The instructor presents state estimation theory clearly and rigorously, providing the right balance of fundamentals, advanced material, and recent research results. After taking this course, the student will be able to confidently apply state estimation techniques in a variety of fields. The features of this course include:
- A straightforward, bottom-up approach that begins with basic concepts, and then builds step-by-step to more advanced topics.
- Simple examples and problems that require paper and pencil to solve. This leads to an intuitive understanding of how theory works in practice.
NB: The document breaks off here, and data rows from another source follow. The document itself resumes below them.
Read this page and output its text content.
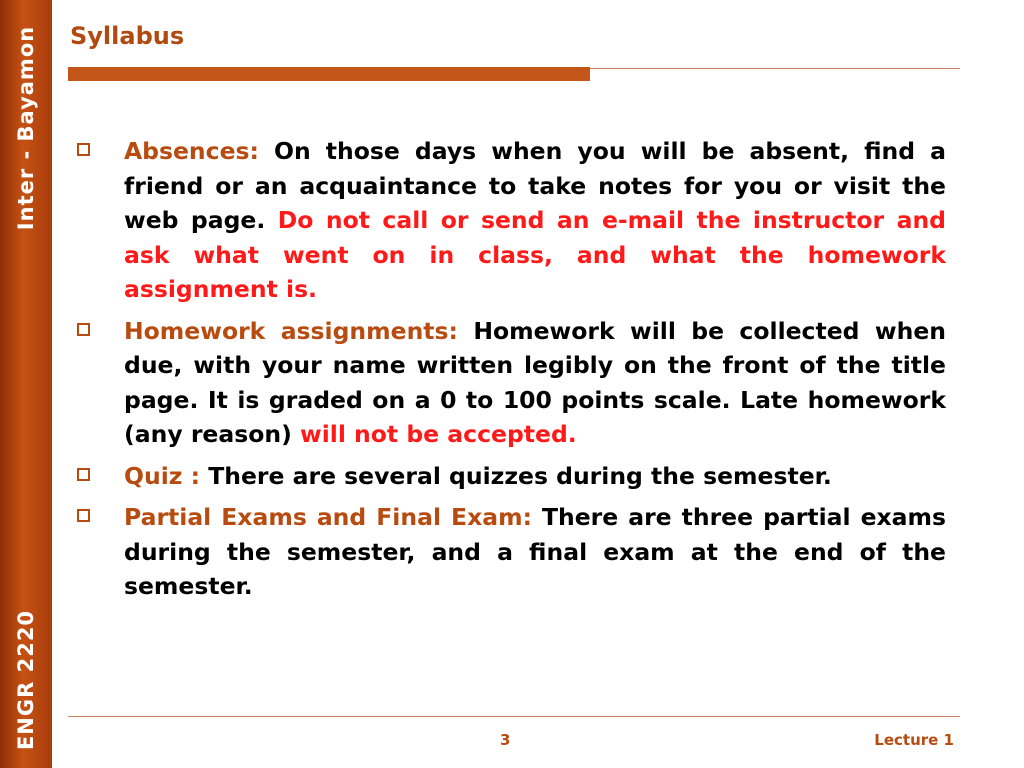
Inter - Bayamon
ENGR 2220
Syllabus
Absences: On those days when you will be absent, find a friend or an acquaintance to take notes for you or visit the web page. Do not call or send an e-mail the instructor and ask what went on in class, and what the homework assignment is.
Homework assignments: Homework will be collected when due, with your name written legibly on the front of the title page. It is graded on a 0 to 100 points scale. Late homework (any reason) will not be accepted.
Quiz : There are several quizzes during the semester.
Partial Exams and Final Exam: There are three partial exams during the semester, and a final exam at the end of the semester.
3	Lecture 1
- MATLAB®-based state estimation source code for realistic engineering problems. This enables students to recreate state estimation results and experiment with other simulation setups and parameters.
After being given a solid foundation in the fundmentals, students are presented with a careful treatment of advanced topics, including H-infinity filtering, unscented filtering, high-order nonlinear filtering, particle filtering, constrained state estimation, reduced order filtering, robust Kalman filtering, and mixed Kalman/H-infinity filtering.
Who Should Attend
- Fundamentals (linear systems, probability, and least squares estimation)
- Kalman filtering and Kalman smoothing
- Kalman filter generalizations
- H-infinity filtering
- Nonlinear Kalman filtering
- Other nonlinear approaches: unscented Kalman filtering and particle filtering
This course will benefit engineers who want to estimate the states of a dynamic system. This includes electrical, aerospace, chemical, and mechanical engineers, but could also include engineers from other disciplines. This course will interest those who want to learn the basics, as well as those who want to learn about recent advances and research directions.